Longtemps terre d'élection de l'oeillet, cultivé sur d'anciens coteaux à vignes, la région de Nice a perdu 90% de ses exploitations horticoles en 50 ans et les surfaces cultivées ont fondu de 70%. Il ne reste qu'une centaine d'horticulteurs.
La fleur comestible, alors? "Ça ne va pas sauver la filière horticole, mais ça se développe", observe Aurélie Tourlourat, technicienne au Centre de recherche et d'expérimentation agricole méditerranéen (CREAM) de la Chambre d'agriculture des Alpes-Maritimes, aidé par le département.
Avec des chercheurs italiens et un financement européen, l'équipe a fait un inventaire des spécimens comestibles, analysé les rendements, les qualités gustatives, travaillé sur les itinéraires de production, les procédés de séchage, de stockage, de transformation.

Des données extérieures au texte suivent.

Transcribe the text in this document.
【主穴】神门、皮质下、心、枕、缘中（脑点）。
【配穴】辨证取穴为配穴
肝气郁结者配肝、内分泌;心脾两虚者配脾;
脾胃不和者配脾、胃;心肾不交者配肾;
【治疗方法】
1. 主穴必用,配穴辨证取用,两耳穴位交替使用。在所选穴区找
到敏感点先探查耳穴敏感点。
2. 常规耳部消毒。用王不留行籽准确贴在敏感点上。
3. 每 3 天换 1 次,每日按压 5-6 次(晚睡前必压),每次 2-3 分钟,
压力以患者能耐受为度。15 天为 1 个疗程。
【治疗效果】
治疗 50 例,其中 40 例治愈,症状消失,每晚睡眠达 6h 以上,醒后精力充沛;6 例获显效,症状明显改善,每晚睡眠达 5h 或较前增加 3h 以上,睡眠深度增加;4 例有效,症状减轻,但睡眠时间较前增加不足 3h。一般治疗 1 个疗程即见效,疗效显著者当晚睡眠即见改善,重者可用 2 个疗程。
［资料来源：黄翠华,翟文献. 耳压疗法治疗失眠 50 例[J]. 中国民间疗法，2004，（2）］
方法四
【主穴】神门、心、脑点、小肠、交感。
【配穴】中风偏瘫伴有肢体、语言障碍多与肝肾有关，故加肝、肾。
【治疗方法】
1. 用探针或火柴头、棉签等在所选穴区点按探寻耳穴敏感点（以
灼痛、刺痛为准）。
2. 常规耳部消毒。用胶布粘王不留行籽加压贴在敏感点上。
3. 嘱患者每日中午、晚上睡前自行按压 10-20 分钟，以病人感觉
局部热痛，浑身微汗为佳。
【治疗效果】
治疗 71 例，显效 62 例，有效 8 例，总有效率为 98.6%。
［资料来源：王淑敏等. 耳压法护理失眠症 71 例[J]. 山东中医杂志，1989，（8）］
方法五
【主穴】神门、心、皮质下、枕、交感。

Mangées fraîches, les fleurs peuvent aussi être cristallisées, servies en sirop, dans du sel, du sucre ou du beurre aromatisé. Un livre de recettes bilingue doit paraître, conçu avec des chefs de la Côte d'Azur et de la Riviera des fleurs côté italien.
Aurélie Tourlourat elle-même s'est chargée d'essais, notamment sur le bégonia: "Très acide comme le citron, ça se marie très bien avec du poisson, les gens adorent ou détestent!".